When your job hinges on how well you talk to people, you learn a lot about how to have conversations — and that most of us don’t converse very well. Celeste Headlee has worked as a radio host for decades, and she knows the ingredients of a great conversation: honesty, brevity, clarity and a healthy amount of listening. In this insightful talk, she shares 10 useful rules for having better conversations. “Go out, talk to people, listen to people,” she says. “And, most importantly, be prepared to be amazed.”
The diversity and inclusion concept of cultural humility is a current instrument being employed by institutions and organizations that seek to achieve cultural transformation. Dr. Juliana Mosley believes that through conscious consideration, we can be proactive in preparing for and adhering to the inevitable changes in society.
In this passionate call to action, 16-year-old climate activist Greta Thunberg explains why, in August 2018, she walked out of school and organized a strike to raise awareness of global warming, protesting outside the Swedish parliament and grabbing the world’s attention. “The climate crisis has already been solved. We already have all the facts and solutions,” Thunberg says. “All we have to do is to wake up and change.”
Jay Smooth is host of New York’s longest running hip-hop radio show, The Underground Railroad, on WBAI 99.5 FM in NY, and is an acclaimed commentator on politics and culture. In this talk, he discusses the sometimes thorny territory of how we discuss issues of race and racism, offering insightful and humorous suggestions for expanding our perception of the subject.
Some days, it feels like the only thing we can agree on is that we can’t agree — on anything. Drawing on her background as a world debate champion, Julia Dhar offers three techniques to reshape the way we talk to each other so we can start disagreeing productively and finding common ground — over family dinners, during work meetings and in our national conversations.
Picture a Scientist chronicles the groundswell of researchers who are writing a new chapter for women scientists. Biologist Nancy Hopkins, chemist Raychelle Burks and geologist Jane Willenbring lead viewers on a journey deep into their own experiences in the sciences, ranging from brutal harassment to years of subtle slights. Along the way, from cramped laboratories to spectacular field stations, we encounter scientific luminaries — including social scientists, neuroscientists and psychologists — who provide new perspectives on how to make science itself more diverse, equitable and open to all.
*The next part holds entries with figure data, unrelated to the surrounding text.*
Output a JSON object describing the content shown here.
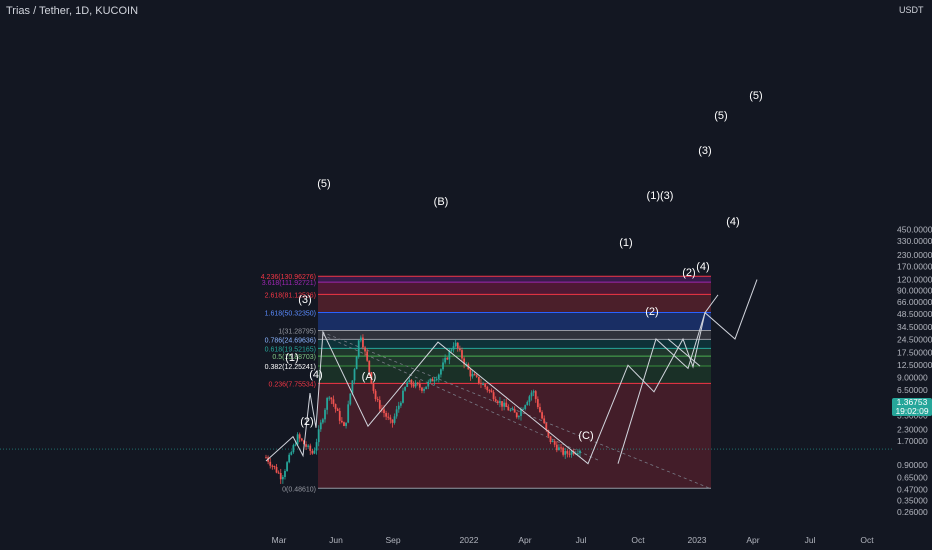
{
  "header": {
    "title": "Trias / Tether, 1D, KUCOIN",
    "price_unit": "USDT"
  },
  "last_price": {
    "value": "1.36753",
    "countdown": "19:02:09"
  },
  "colors": {
    "background": "#131722",
    "up": "#26a69a",
    "down": "#ef5350",
    "wave": "#d1d4dc",
    "fib_red": "#f23645",
    "fib_purple": "#9c27b0",
    "fib_blue": "#2962ff"
  },
  "chart_data": {
    "type": "candlestick",
    "symbol": "TRIAS/USDT",
    "scale": "log",
    "ylim": [
      0.26,
      450
    ],
    "y_ticks": [
      "450.00000",
      "330.00000",
      "230.00000",
      "170.00000",
      "120.00000",
      "90.00000",
      "66.00000",
      "48.50000",
      "34.50000",
      "24.50000",
      "17.50000",
      "12.50000",
      "9.00000",
      "6.50000",
      "4.50000",
      "3.30000",
      "2.30000",
      "1.70000",
      "0.90000",
      "0.65000",
      "0.47000",
      "0.35000",
      "0.26000"
    ],
    "x_ticks": [
      "Mar",
      "Jun",
      "Sep",
      "2022",
      "Apr",
      "Jul",
      "Oct",
      "2023",
      "Apr",
      "Jul",
      "Oct"
    ],
    "fib_levels": [
      {
        "label": "4.236(130.96276)",
        "ratio": 4.236,
        "value": 130.96276
      },
      {
        "label": "3.618(111.92721)",
        "ratio": 3.618,
        "value": 111.92721
      },
      {
        "label": "2.618(81.12536)",
        "ratio": 2.618,
        "value": 81.12536
      },
      {
        "label": "1.618(50.32350)",
        "ratio": 1.618,
        "value": 50.3235
      },
      {
        "label": "1(31.28795)",
        "ratio": 1,
        "value": 31.28795
      },
      {
        "label": "0.786(24.69636)",
        "ratio": 0.786,
        "value": 24.69636
      },
      {
        "label": "0.618(19.52165)",
        "ratio": 0.618,
        "value": 19.52165
      },
      {
        "label": "0.5(15.88703)",
        "ratio": 0.5,
        "value": 15.88703
      },
      {
        "label": "0.382(12.25241)",
        "ratio": 0.382,
        "value": 12.25241
      },
      {
        "label": "0.236(7.75534)",
        "ratio": 0.236,
        "value": 7.75534
      },
      {
        "label": "0(0.48610)",
        "ratio": 0,
        "value": 0.4861
      }
    ],
    "wave_labels": [
      "(1)",
      "(2)",
      "(3)",
      "(4)",
      "(5)",
      "(A)",
      "(B)",
      "(C)",
      "(1)",
      "(2)",
      "(1)(3)",
      "(2)",
      "(4)",
      "(3)",
      "(4)",
      "(5)",
      "(5)"
    ],
    "approx_prices": [
      {
        "x": "Feb 2021",
        "y": 1.1
      },
      {
        "x": "Mar 2021",
        "y": 0.65
      },
      {
        "x": "Apr 2021",
        "y": 1.9
      },
      {
        "x": "Apr 2021",
        "y": 1.2
      },
      {
        "x": "May 2021",
        "y": 6.0
      },
      {
        "x": "May 2021",
        "y": 2.3
      },
      {
        "x": "May 2021",
        "y": 30.0
      },
      {
        "x": "Jun 2021",
        "y": 5.0
      },
      {
        "x": "Jul 2021",
        "y": 2.6
      },
      {
        "x": "Aug 2021",
        "y": 8.0
      },
      {
        "x": "Sep 2021",
        "y": 6.8
      },
      {
        "x": "Oct 2021",
        "y": 10.0
      },
      {
        "x": "Nov 2021",
        "y": 23.0
      },
      {
        "x": "Dec 2021",
        "y": 10.0
      },
      {
        "x": "Jan 2022",
        "y": 7.0
      },
      {
        "x": "Feb 2022",
        "y": 4.5
      },
      {
        "x": "Mar 2022",
        "y": 3.3
      },
      {
        "x": "Apr 2022",
        "y": 6.5
      },
      {
        "x": "May 2022",
        "y": 1.8
      },
      {
        "x": "Jun 2022",
        "y": 1.2
      },
      {
        "x": "Jun 2022",
        "y": 1.37
      }
    ]
  }
}
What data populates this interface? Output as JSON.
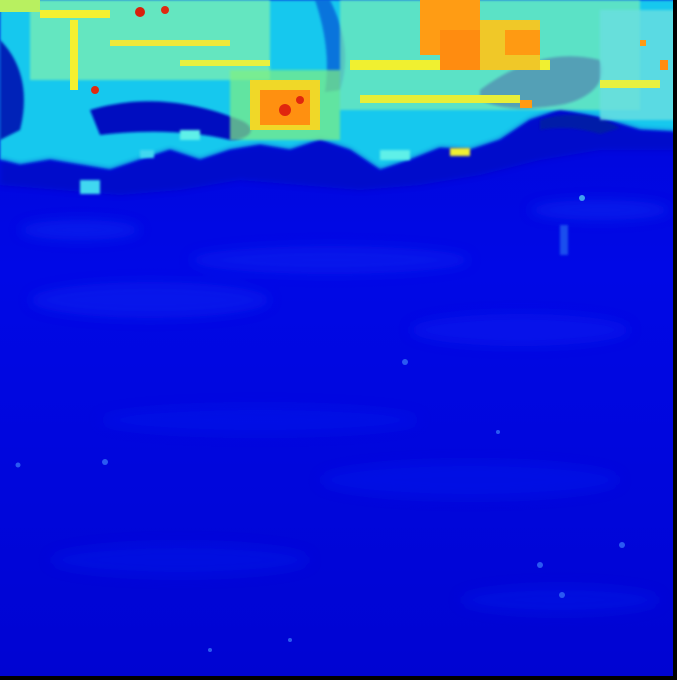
{
  "image": {
    "colormap": "jet",
    "colors": {
      "deep": "#0000b4",
      "water": "#0008e6",
      "water_light": "#0a2cf0",
      "shore_dark": "#001a9a",
      "cyan": "#19d6f0",
      "cyan_light": "#5ff0e8",
      "green": "#6cf08c",
      "yellow": "#f0f030",
      "orange": "#ff9a12",
      "red": "#e02a10",
      "edge": "#000000"
    }
  }
}
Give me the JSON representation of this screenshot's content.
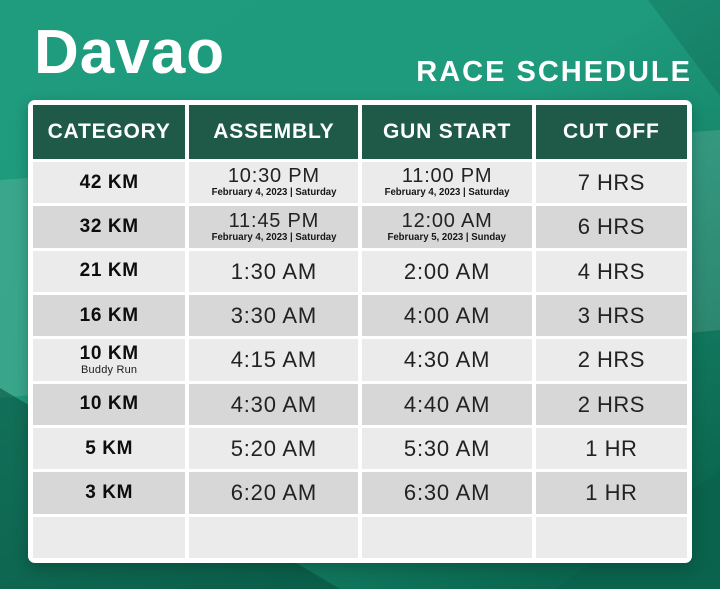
{
  "header": {
    "city": "Davao",
    "title": "RACE SCHEDULE"
  },
  "table": {
    "columns": [
      "CATEGORY",
      "ASSEMBLY",
      "GUN START",
      "CUT OFF"
    ],
    "rows": [
      {
        "category": "42 KM",
        "category_sub": "",
        "assembly": "10:30 PM",
        "assembly_date": "February 4, 2023 | Saturday",
        "gun_start": "11:00 PM",
        "gun_start_date": "February 4, 2023 | Saturday",
        "cut_off": "7 HRS"
      },
      {
        "category": "32 KM",
        "category_sub": "",
        "assembly": "11:45 PM",
        "assembly_date": "February 4, 2023 | Saturday",
        "gun_start": "12:00 AM",
        "gun_start_date": "February 5, 2023 | Sunday",
        "cut_off": "6 HRS"
      },
      {
        "category": "21 KM",
        "category_sub": "",
        "assembly": "1:30 AM",
        "assembly_date": "",
        "gun_start": "2:00 AM",
        "gun_start_date": "",
        "cut_off": "4 HRS"
      },
      {
        "category": "16 KM",
        "category_sub": "",
        "assembly": "3:30 AM",
        "assembly_date": "",
        "gun_start": "4:00 AM",
        "gun_start_date": "",
        "cut_off": "3 HRS"
      },
      {
        "category": "10 KM",
        "category_sub": "Buddy Run",
        "assembly": "4:15 AM",
        "assembly_date": "",
        "gun_start": "4:30 AM",
        "gun_start_date": "",
        "cut_off": "2 HRS"
      },
      {
        "category": "10 KM",
        "category_sub": "",
        "assembly": "4:30 AM",
        "assembly_date": "",
        "gun_start": "4:40 AM",
        "gun_start_date": "",
        "cut_off": "2 HRS"
      },
      {
        "category": "5 KM",
        "category_sub": "",
        "assembly": "5:20 AM",
        "assembly_date": "",
        "gun_start": "5:30 AM",
        "gun_start_date": "",
        "cut_off": "1 HR"
      },
      {
        "category": "3 KM",
        "category_sub": "",
        "assembly": "6:20 AM",
        "assembly_date": "",
        "gun_start": "6:30 AM",
        "gun_start_date": "",
        "cut_off": "1 HR"
      },
      {
        "category": "",
        "category_sub": "",
        "assembly": "",
        "assembly_date": "",
        "gun_start": "",
        "gun_start_date": "",
        "cut_off": ""
      }
    ]
  },
  "colors": {
    "background_teal": "#1f9c7e",
    "background_dark": "#0b6750",
    "header_green": "#1f5a49",
    "row_light": "#ebebeb",
    "row_dark": "#d7d7d7",
    "text_dark": "#222222",
    "white": "#ffffff"
  }
}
This series challenges one of our most fundamental beliefs: that humans come divided into a few distinct biological groups. This series is an eye-opening tale of how what we assume to be normal, common sense, even scientific, is actually shaped by our history, social institutions and cultural beliefs. Episode one explores how recent scientific discoveries have toppled the concept of biological race. Episode two questions the belief that race has always been with us. It traces the race concept to the European conquest of the Americas. Episode three focuses on how our institutions shape and create race.
University Chancellor Susan E. Borrego, reflects on her life as an emancipated minor and dissects the emotionally charged conversation surrounding race relations in the United States. This raconteur uses her powerful first-person account of “White Privilege” and “Black Lives Matter” to underscore the responsibility each one of us has to bring about change.
A seven-part documentary series arguing that health and longevity are correlated with socioeconomic status; people of color face an additional health burden, and our health and well-being are tied to policies that promote economic and social justice. Each of the half-hour program segments, set in different racial/ethnic communities, provides a deeper exploration of the ways in which social conditions affect population health and how some communities are extending their lives by improving them.